LA REVALORISATION DES CULTURES DES TERROIRS PERMET DE CONSERVER NOTRE PATRIMOINE
Mbagnick Ndiaye, ministre de la culture et de la communication
Le ministre de la Culture et de la Communication tire un bilan satisfaisant de la huitième édition du Festival national des arts et cultures (Fesnac). Pour Mbagnick Ndiaye, la revalorisation des cultures des terroirs permettra de conserver notre patrimoine. Dans cet entretien, il aborde aussi la place de la culture dans le développement économique et social, le financement des projets des acteurs culturels, la protection sociale des artistes, mais également le vote du Code de la presse et le financement des médias de service public.
Monsieur le ministre, le Festival national des arts et cultures (Fesnac) vient de s'achever. Quel bilan peut-on tirer de l'édition de cette année ?
Le chef de l'Etat, en décidant de relancer le Fesnac, a vu juste parce que cette manifestation principale de l'agenda culturel du pays n'a pas été organisée depuis plusieurs années. Donc, relancer ce festival était un défi que toutes les régions ont relevé de par leur participation.
Tous les acteurs culturels ont salué le fait que cette activité ait redémarré. A Kaolack, nous avons été accueillis par le gouverneur de la région et tous les élus dont le maire, Mariama Sarr, et le président du Conseil départemental, Baba Ndiaye.
Nous avons passé trois jours d'intenses activités au cours desquelles il y a eu une cérémonie d'ouverture extraordinaire avec le défilé de toutes les régions du Sénégal pour montrer les différentes facettes de leurs activités. A cela, s'ajoute le colloque qui a regroupé des sommités de la région et des autres parties du pays. Il y a eu la belle intervention du recteur de l'Université du Sine-Saloum et d'éminentes personnalités du monde des arts et des amis venus de la sous-région.
Il en est de même aussi pour les partenaires financiers et les Organisations non gouvernementales (Ong) qui interviennent dans le secteur de la culture.
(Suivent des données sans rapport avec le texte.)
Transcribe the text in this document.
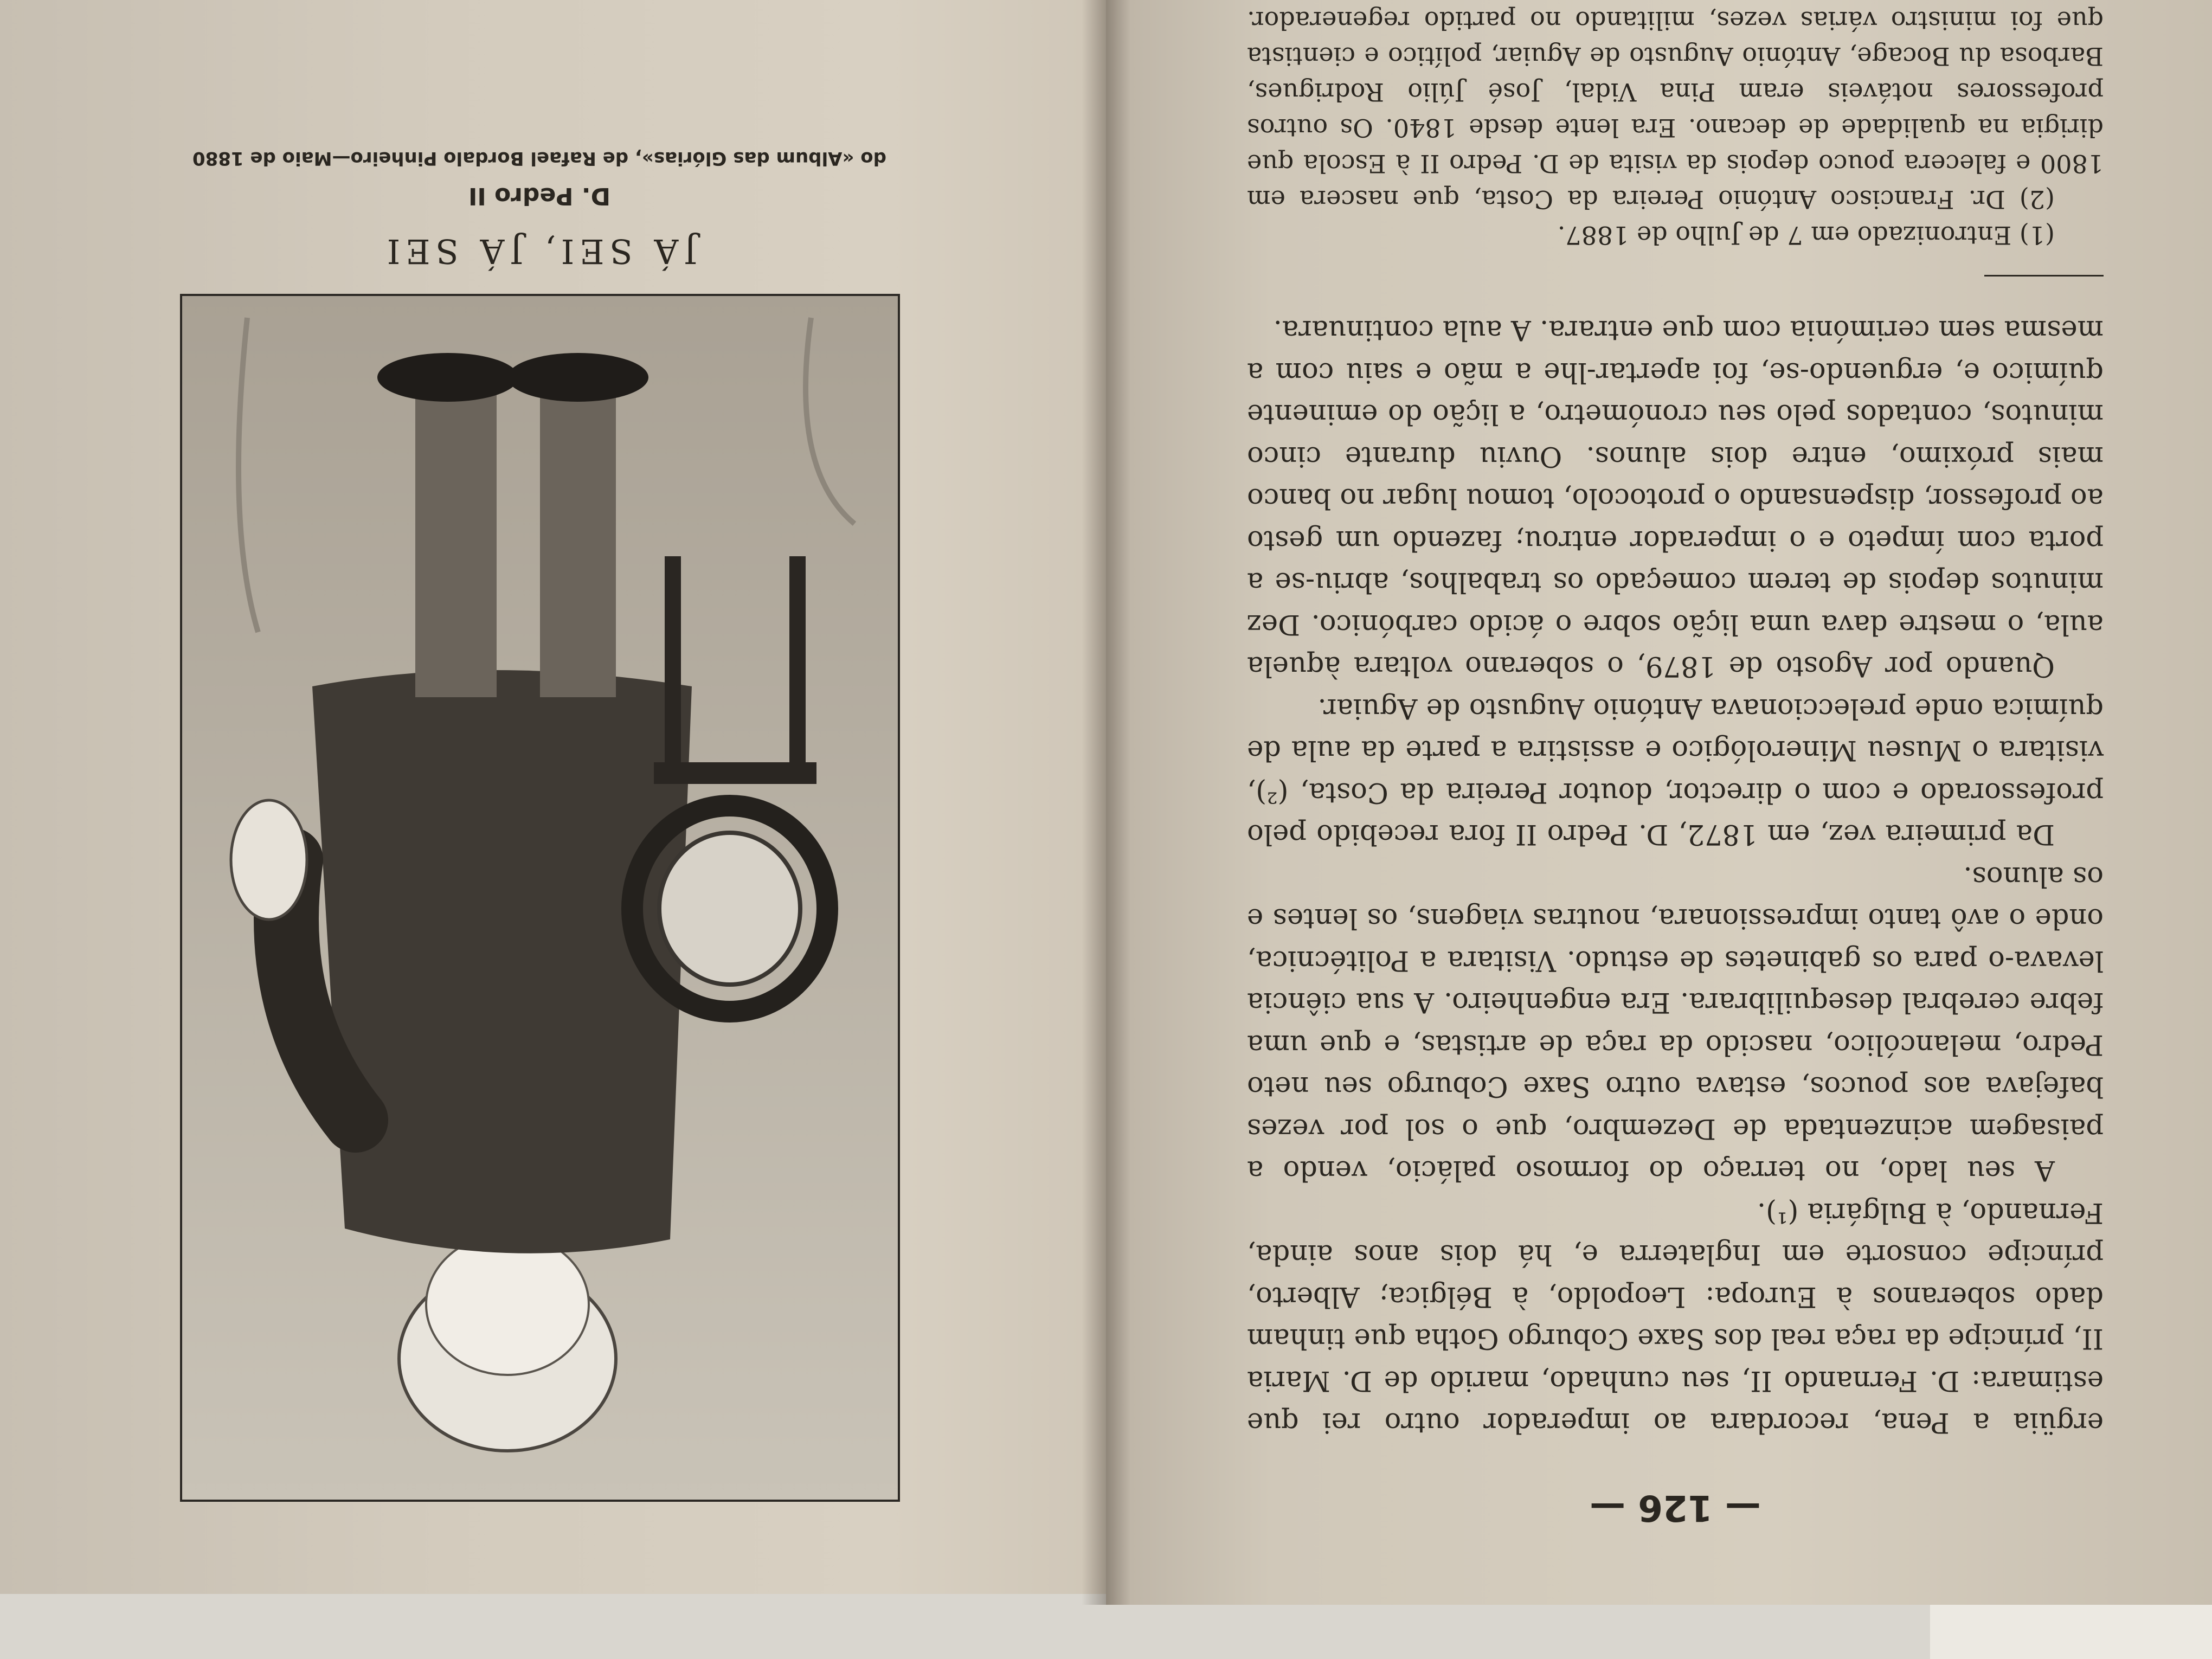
— 126 —

ergüia a Pena, recordara ao imperador outro rei que estimara: D. Fernando II, seu cunhado, marido de D. Maria II, príncipe da raça real dos Saxe Coburgo Gotha que tinham dado soberanos à Europa: Leopoldo, à Bélgica; Alberto, príncipe consorte em Inglaterra e, há dois anos ainda, Fernando, à Bulgária (¹).

A seu lado, no terraço do formoso palácio, vendo a paisagem acinzentada de Dezembro, que o sol por vezes bafejava aos poucos, estava outro Saxe Coburgo seu neto Pedro, melancólico, nascido da raça de artistas, e que uma febre cerebral desequilibrara. Era engenheiro. A sua ciência levava-o para os gabinetes de estudo. Visitara a Politécnica, onde o avô tanto impressionara, noutras viagens, os lentes e os alunos.

Da primeira vez, em 1872, D. Pedro II fora recebido pelo professorado e com o director, doutor Pereira da Costa, (²), visitara o Museu Minerológico e assistira a parte da aula de química onde preleccionava António Augusto de Aguiar.

Quando por Agosto de 1879, o soberano voltara àquela aula, o mestre dava uma lição sobre o ácido carbónico. Dez minutos depois de terem começado os trabalhos, abriu-se a porta com ímpeto e o imperador entrou; fazendo um gesto ao professor, dispensando o protocolo, tomou lugar no banco mais próximo, entre dois alunos. Ouviu durante cinco minutos, contados pelo seu cronómetro, a lição do eminente químico e, erguendo-se, foi apertar-lhe a mão e saiu com a mesma sem cerimónia com que entrara. A aula continuara.

(1) Entronizado em 7 de Julho de 1887.

(2) Dr. Francisco António Pereira da Costa, que nascera em 1800 e falecera pouco depois da visita de D. Pedro II à Escola que dirigia na qualidade de decano. Era lente desde 1840. Os outros professores notáveis eram Pina Vidal, José Júlio Rodrigues, Barbosa du Bocage, António Augusto de Aguiar, político e cientista que foi ministro várias vezes, militando no partido regenerador.

JÁ SEI, JÁ SEI
D. Pedro II
do «Album das Glórias», de Rafael Bordalo Pinheiro—Maio de 1880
La géniale idée de la « Jaatiguiya » a permis à tous les quartiers d'accueil de Kaolack de vivre au rythme de l'événement.
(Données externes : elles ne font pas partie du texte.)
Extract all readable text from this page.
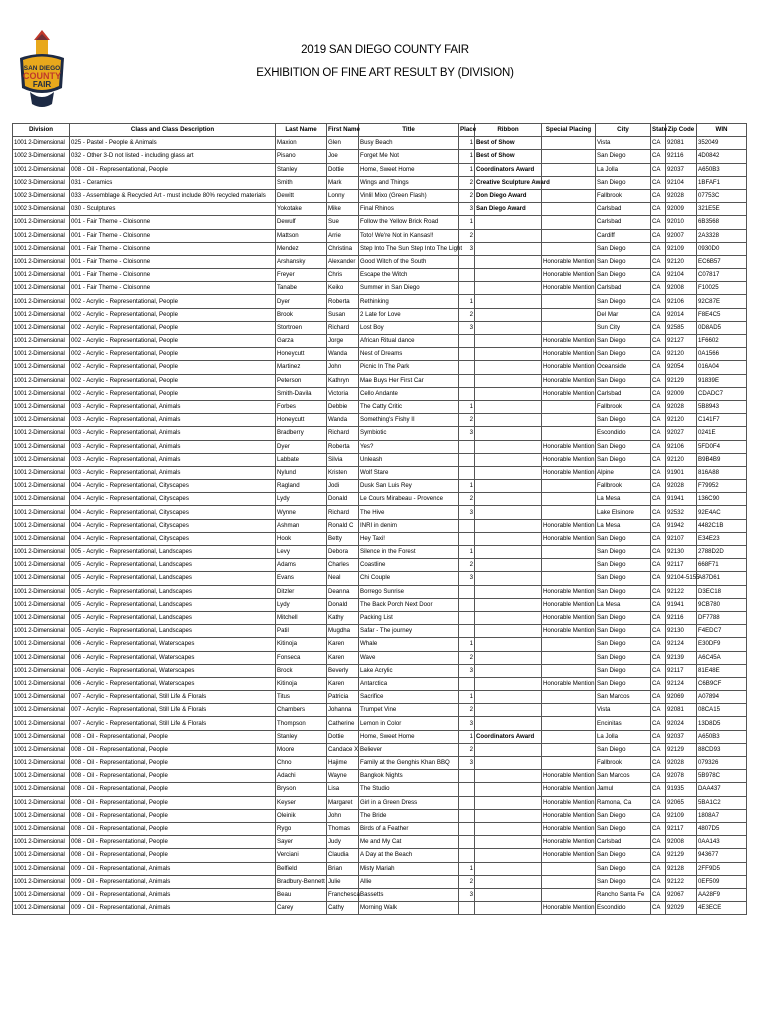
SAN DIEGO
COUNTY
FAIR
2019 SAN DIEGO COUNTY FAIR
EXHIBITION OF FINE ART RESULT BY (DIVISION)
Division	Class and Class Description	Last Name	First Name	Title	Place	Ribbon	Special Placing	City	State	Zip Code	WIN
1001 2-Dimensional	025 - Pastel - People & Animals	Maxion	Glen	Busy Beach	1	Best of Show		Vista	CA	92081	352049
1002 3-Dimensional	032 - Other 3-D not listed - including glass art	Pisano	Joe	Forget Me Not	1	Best of Show		San Diego	CA	92116	4D0842
1001 2-Dimensional	008 - Oil - Representational, People	Stanley	Dottie	Home, Sweet Home	1	Coordinators Award		La Jolla	CA	92037	A650B3
1002 3-Dimensional	031 - Ceramics	Smith	Mark	Wings and Things	2	Creative Sculpture Award		San Diego	CA	92104	1BFAF1
1002 3-Dimensional	033 - Assemblage & Recycled Art - must include 80% recycled materials	Dewitt	Lonny	Vinlil Mixo (Green Flash)	2	Don Diego Award		Fallbrook	CA	92028	07753C
1002 3-Dimensional	030 - Sculptures	Yokotake	Mike	Final Rhinos	3	San Diego Award		Carlsbad	CA	92009	321E5E
1001 2-Dimensional	001 - Fair Theme - Cloisonne	Dewulf	Sue	Follow the Yellow Brick Road	1			Carlsbad	CA	92010	6B3568
1001 2-Dimensional	001 - Fair Theme - Cloisonne	Mattson	Arrie	Toto! We're Not in Kansas!!	2			Cardiff	CA	92007	2A3328
1001 2-Dimensional	001 - Fair Theme - Cloisonne	Mendez	Christina	Step Into The Sun Step Into The Light	3			San Diego	CA	92109	0930D0
1001 2-Dimensional	001 - Fair Theme - Cloisonne	Arshansky	Alexander	Good Witch of the South			Honorable Mention	San Diego	CA	92120	EC6B57
1001 2-Dimensional	001 - Fair Theme - Cloisonne	Freyer	Chris	Escape the Witch			Honorable Mention	San Diego	CA	92104	C07817
1001 2-Dimensional	001 - Fair Theme - Cloisonne	Tanabe	Keiko	Summer in San Diego			Honorable Mention	Carlsbad	CA	92008	F10025
1001 2-Dimensional	002 - Acrylic - Representational, People	Dyer	Roberta	Rethinking	1			San Diego	CA	92106	92C87E
1001 2-Dimensional	002 - Acrylic - Representational, People	Brook	Susan	2 Late for Love	2			Del Mar	CA	92014	F8E4C5
1001 2-Dimensional	002 - Acrylic - Representational, People	Stortroen	Richard	Lost Boy	3			Sun City	CA	92585	0D8AD5
1001 2-Dimensional	002 - Acrylic - Representational, People	Garza	Jorge	African Ritual dance			Honorable Mention	San Diego	CA	92127	1F6602
1001 2-Dimensional	002 - Acrylic - Representational, People	Honeycutt	Wanda	Nest of Dreams			Honorable Mention	San Diego	CA	92120	0A1566
1001 2-Dimensional	002 - Acrylic - Representational, People	Martinez	John	Picnic In The Park			Honorable Mention	Oceanside	CA	92054	016A04
1001 2-Dimensional	002 - Acrylic - Representational, People	Peterson	Kathryn	Mae Buys Her First Car			Honorable Mention	San Diego	CA	92129	91839E
1001 2-Dimensional	002 - Acrylic - Representational, People	Smith-Davila	Victoria	Cello Andante			Honorable Mention	Carlsbad	CA	92009	CDADC7
1001 2-Dimensional	003 - Acrylic - Representational, Animals	Forbes	Debbie	The Catty Critic	1			Fallbrook	CA	92028	5B8943
1001 2-Dimensional	003 - Acrylic - Representational, Animals	Honeycutt	Wanda	Something's Fishy II	2			San Diego	CA	92120	C141F7
1001 2-Dimensional	003 - Acrylic - Representational, Animals	Bradberry	Richard	Symbiotic	3			Escondido	CA	92027	0241E
1001 2-Dimensional	003 - Acrylic - Representational, Animals	Dyer	Roberta	Yes?			Honorable Mention	San Diego	CA	92106	5FD0F4
1001 2-Dimensional	003 - Acrylic - Representational, Animals	Labbate	Silvia	Unleash			Honorable Mention	San Diego	CA	92120	B9B4B9
1001 2-Dimensional	003 - Acrylic - Representational, Animals	Nylund	Kristen	Wolf Stare			Honorable Mention	Alpine	CA	91901	816A88
1001 2-Dimensional	004 - Acrylic - Representational, Cityscapes	Ragland	Jodi	Dusk San Luis Rey	1			Fallbrook	CA	92028	F79952
1001 2-Dimensional	004 - Acrylic - Representational, Cityscapes	Lydy	Donald	Le Cours Mirabeau - Provence	2			La Mesa	CA	91941	136C90
1001 2-Dimensional	004 - Acrylic - Representational, Cityscapes	Wynne	Richard	The Hive	3			Lake Elsinore	CA	92532	92E4AC
1001 2-Dimensional	004 - Acrylic - Representational, Cityscapes	Ashman	Ronald C	INRI in denim			Honorable Mention	La Mesa	CA	91942	4482C1B
1001 2-Dimensional	004 - Acrylic - Representational, Cityscapes	Hook	Betty	Hey Taxi!			Honorable Mention	San Diego	CA	92107	E34E23
1001 2-Dimensional	005 - Acrylic - Representational, Landscapes	Levy	Debora	Silence in the Forest	1			San Diego	CA	92130	2788D2D
1001 2-Dimensional	005 - Acrylic - Representational, Landscapes	Adams	Charles	Coastline	2			San Diego	CA	92117	668F71
1001 2-Dimensional	005 - Acrylic - Representational, Landscapes	Evans	Neal	Chi Couple	3			San Diego	CA	92104-5155	A87D61
1001 2-Dimensional	005 - Acrylic - Representational, Landscapes	Ditzler	Deanna	Borrego Sunrise			Honorable Mention	San Diego	CA	92122	D3EC18
1001 2-Dimensional	005 - Acrylic - Representational, Landscapes	Lydy	Donald	The Back Porch Next Door			Honorable Mention	La Mesa	CA	91941	9CB780
1001 2-Dimensional	005 - Acrylic - Representational, Landscapes	Mitchell	Kathy	Packing List			Honorable Mention	San Diego	CA	92116	DF7788
1001 2-Dimensional	005 - Acrylic - Representational, Landscapes	Patil	Mugdha	Safar - The journey			Honorable Mention	San Diego	CA	92130	F4EDC7
1001 2-Dimensional	006 - Acrylic - Representational, Waterscapes	Kitinoja	Karen	Whale	1			San Diego	CA	92124	E30DF9
1001 2-Dimensional	006 - Acrylic - Representational, Waterscapes	Fonseca	Karen	Wave	2			San Diego	CA	92139	A6C45A
1001 2-Dimensional	006 - Acrylic - Representational, Waterscapes	Brock	Beverly	Lake Acrylic	3			San Diego	CA	92117	81E48E
1001 2-Dimensional	006 - Acrylic - Representational, Waterscapes	Kitinoja	Karen	Antarctica			Honorable Mention	San Diego	CA	92124	C6B9CF
1001 2-Dimensional	007 - Acrylic - Representational, Still Life & Florals	Titus	Patricia	Sacrifice	1			San Marcos	CA	92069	A07894
1001 2-Dimensional	007 - Acrylic - Representational, Still Life & Florals	Chambers	Johanna	Trumpet Vine	2			Vista	CA	92081	08CA15
1001 2-Dimensional	007 - Acrylic - Representational, Still Life & Florals	Thompson	Catherine	Lemon in Color	3			Encinitas	CA	92024	13D8D5
1001 2-Dimensional	008 - Oil - Representational, People	Stanley	Dottie	Home, Sweet Home	1	Coordinators Award		La Jolla	CA	92037	A650B3
1001 2-Dimensional	008 - Oil - Representational, People	Moore	Candace X	Believer	2			San Diego	CA	92129	88CD93
1001 2-Dimensional	008 - Oil - Representational, People	Chno	Hajime	Family at the Genghis Khan BBQ	3			Fallbrook	CA	92028	079326
1001 2-Dimensional	008 - Oil - Representational, People	Adachi	Wayne	Bangkok Nights			Honorable Mention	San Marcos	CA	92078	5B978C
1001 2-Dimensional	008 - Oil - Representational, People	Bryson	Lisa	The Studio			Honorable Mention	Jamul	CA	91935	DAA437
1001 2-Dimensional	008 - Oil - Representational, People	Keyser	Margaret	Girl in a Green Dress			Honorable Mention	Ramona, Ca	CA	92065	5BA1C2
1001 2-Dimensional	008 - Oil - Representational, People	Oleinik	John	The Bride			Honorable Mention	San Diego	CA	92109	1808A7
1001 2-Dimensional	008 - Oil - Representational, People	Rygo	Thomas	Birds of a Feather			Honorable Mention	San Diego	CA	92117	4807D5
1001 2-Dimensional	008 - Oil - Representational, People	Sayer	Judy	Me and My Cat			Honorable Mention	Carlsbad	CA	92008	0AA143
1001 2-Dimensional	008 - Oil - Representational, People	Verciani	Claudia	A Day at the Beach			Honorable Mention	San Diego	CA	92129	943677
1001 2-Dimensional	009 - Oil - Representational, Animals	Belfield	Brian	Misty Mariah	1			San Diego	CA	92128	2FF9D5
1001 2-Dimensional	009 - Oil - Representational, Animals	Bradbury-Bennett	Julie	Allie	2			San Diego	CA	92122	0EF509
1001 2-Dimensional	009 - Oil - Representational, Animals	Beau	Franchesca	Bassetts	3			Rancho Santa Fe	CA	92067	AA28F9
1001 2-Dimensional	009 - Oil - Representational, Animals	Carey	Cathy	Morning Walk			Honorable Mention	Escondido	CA	92029	4E3ECE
Je crois que le fait que la région de Kolda et de Louga rivalisent déjà pour organiser la prochaine édition et le fait que Kaolack ait souhaité que ce festival soit pérennisé dans la ville prouvent nettement que la relance était nécessaire.
« Diversité culturelle et économie des terroirs, quel rôle pour la jeunesse ? » a été choisi comme le thème de cette année. Aujourd'hui, quel doit être l'apport des collectivités dans le rayonnement de la diversité culturelle ?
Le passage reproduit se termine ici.